First published 2 July 2012
Is Evolution by Natural Selection the Algorithm of Biological Evolution?
Richard A. Watson
It is tempting to be confident that we know how biological evolution works. After all, we know a mechanism capable of producing adaptation, and we understand the necessary and sufficient conditions for this to occur, and those conditions are met in natural populations — the rest is surely just details.

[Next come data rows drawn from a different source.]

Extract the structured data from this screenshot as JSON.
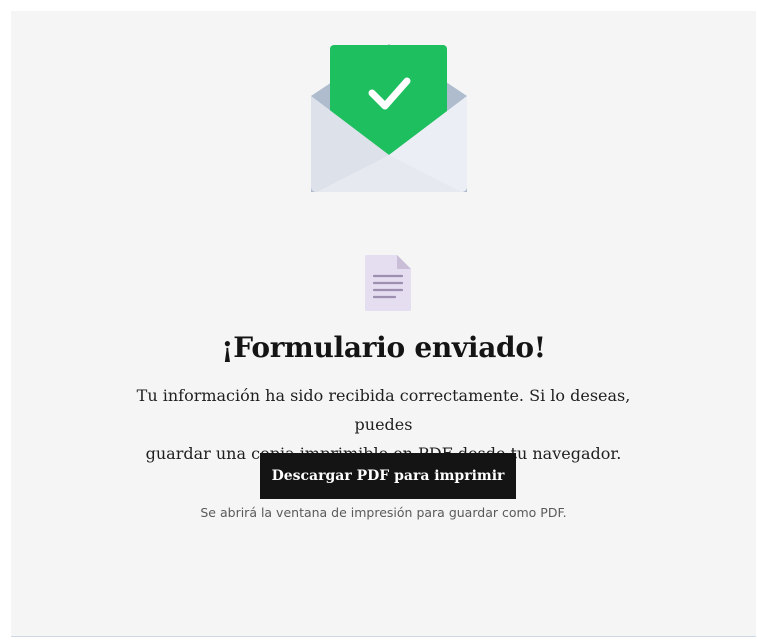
{
  "confirmation": {
    "title": "¡Formulario enviado!",
    "message_line1": "Tu información ha sido recibida correctamente. Si lo deseas, puedes",
    "message_line2": "guardar una copia imprimible en PDF desde tu navegador.",
    "download_button_label": "Descargar PDF para imprimir",
    "hint": "Se abrirá la ventana de impresión para guardar como PDF."
  },
  "icons": {
    "hero": "envelope-check-icon",
    "document": "document-icon"
  },
  "colors": {
    "accent_green": "#1dbf5e",
    "button_bg": "#141414",
    "button_text": "#ffffff",
    "card_bg": "#f5f5f5",
    "envelope_body": "#e6e9f0",
    "envelope_flap": "#aebcce",
    "document_bg": "#e5ddf0"
  }
}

However, there can be many different algorithms that utilise a given underlying mechanism (sub-algorithm), and in other contexts we cannot assert that we know what algorithm is operating just because we identify a sub-algorithm it contains. Using sorting algorithms based on the mechanism of 'compare and swap' (as an analogue of evolutionary algorithms based on natural selection) we discuss three substantial ways in which an algorithm can be based on, and depend on, a mechanism and yet not be that mechanism, each of which has some bearing on natural processes of evolution: 1) unstructured versus structured applications of a mechanism, 2) data-independent versus data-dependent, 3) iterative versus recursive. In the context of computational algorithms more generally, it is easy to see that each of these issues corresponds to different algorithmic classes. We suggest that in natural evolution, it is not obvious that none of these issues apply, nor that the empirical evidence supports the view that an unstructured, data-independent and iterative interpretation of natural selection is sufficient to create biological evolution.